Hasil Pencarian

Ditemukan 3 dokumen yang sesuai dengan query

Fatma Irmadani

Klasifikasi Multikelas Credit Scoring pada Pinjaman Peer-to-Peer Menggunakan Metode Multinomial Logistic Regression = Multiclass Classification of Credit Scoring on Peer-to-Peer Loans Using the Multinomial Logistic Regression

Credit Scoring adalah metode yang digunakan untuk memprediksi kemungkinan adanya risiko calon peminjam akan gagal bayar atau menunggak. Credit scoring digunakan oleh penyedia jasa pinjaman ketika calon peminjam dana mengajukan pinjaman.

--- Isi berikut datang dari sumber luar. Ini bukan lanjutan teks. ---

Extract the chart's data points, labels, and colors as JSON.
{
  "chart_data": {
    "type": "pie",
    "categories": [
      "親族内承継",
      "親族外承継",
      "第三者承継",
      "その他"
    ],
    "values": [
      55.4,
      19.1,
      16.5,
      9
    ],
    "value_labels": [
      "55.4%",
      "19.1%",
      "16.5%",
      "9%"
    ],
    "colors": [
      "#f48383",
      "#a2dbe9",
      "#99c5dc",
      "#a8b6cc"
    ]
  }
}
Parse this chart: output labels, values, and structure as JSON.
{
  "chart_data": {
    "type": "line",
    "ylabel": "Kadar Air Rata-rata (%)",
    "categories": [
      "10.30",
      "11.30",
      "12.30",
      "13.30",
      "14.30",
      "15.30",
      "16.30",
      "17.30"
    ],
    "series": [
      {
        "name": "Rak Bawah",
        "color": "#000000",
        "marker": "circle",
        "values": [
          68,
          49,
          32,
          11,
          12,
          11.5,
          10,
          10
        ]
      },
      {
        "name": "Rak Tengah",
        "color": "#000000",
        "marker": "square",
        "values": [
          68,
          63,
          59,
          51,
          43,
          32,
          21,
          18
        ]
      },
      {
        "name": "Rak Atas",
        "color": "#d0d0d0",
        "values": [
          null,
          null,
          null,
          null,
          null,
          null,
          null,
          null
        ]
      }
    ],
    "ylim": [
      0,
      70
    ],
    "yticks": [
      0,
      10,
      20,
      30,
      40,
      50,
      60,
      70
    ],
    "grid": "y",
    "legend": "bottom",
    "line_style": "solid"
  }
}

Salah satu perusahaan yang menggunakan credit scoring terhadap peminjamnya adalah Lending Club. Lending Club adalah salah satu penyedia jasa pinjam meminjam online Peer-to-Peer (P2P) di Amerika Serikat. Pada penelitian ini, dilakukan klasifikasi multikelas credit scoring berdasarkan status pinjaman (Loan Status) dari dataset Lending Club. Status pinjaman memiliki 3 kelas, yaitu default, fully paid, dan late. Dengan menggunakan pendekatan machine learning, yaitu supervised learning, klasifikasi multikelas credit scoring dapat dilakukan dengan menggunakan Multinomial Logistic Regression (MLR). MLR merupakan pengembangan dari Logistic Regression yang mampu menangani klasifikasi multikelas. Pada implementasi model MLR, digunakan 3 skenario sampling strategy pada SMOTE yang berbeda dalam mengklasifikasikan multikelas. Hasil klasifikasi multikelas dievaluasi dengan menggunakan metrik accuracy, precision, recall, F1-Score dan AUC (Area Under the Curve) One versus All. Hasil implementasi dengan evaluasi terbaik adalah model MLR dengan nilai accuracy sebesar 0,67 dan nilai rata-rata AUC One versus All sebesar 0,724932. Sedangkan evaluasi pada setiap kelas, kelas default memiliki nilai precision sebesar 0,47,recall sebesar 0,02 dan F1-Score sebesar 0,04; kelas fully paid memiliki nilai precision sebesar 0,85, recall sebesar 0,83 dan F1-Score sebesar 0,84; dan kelas late memiliki nilai precision sebesar 0,02, recall sebesar 0,84 dan F1-Score sebesar 0,04. Hasil tersebut menunjukkan bahwa kelas default memiliki hasil evaluasi yang kurang baik untuk setiap metrik evaluasi, kelas fully paid memiliki hasil evaluasi yang baik untuk setiap metrik evaluasi, sedangkan kelas late memiliki nilai yang cukup baik hanya pada nilai recall (0,84). Hasil yang kurang baik diduga dipengaruhi oleh adanya data yang tidak seimbang dan kelas yang saling tumpang tindih.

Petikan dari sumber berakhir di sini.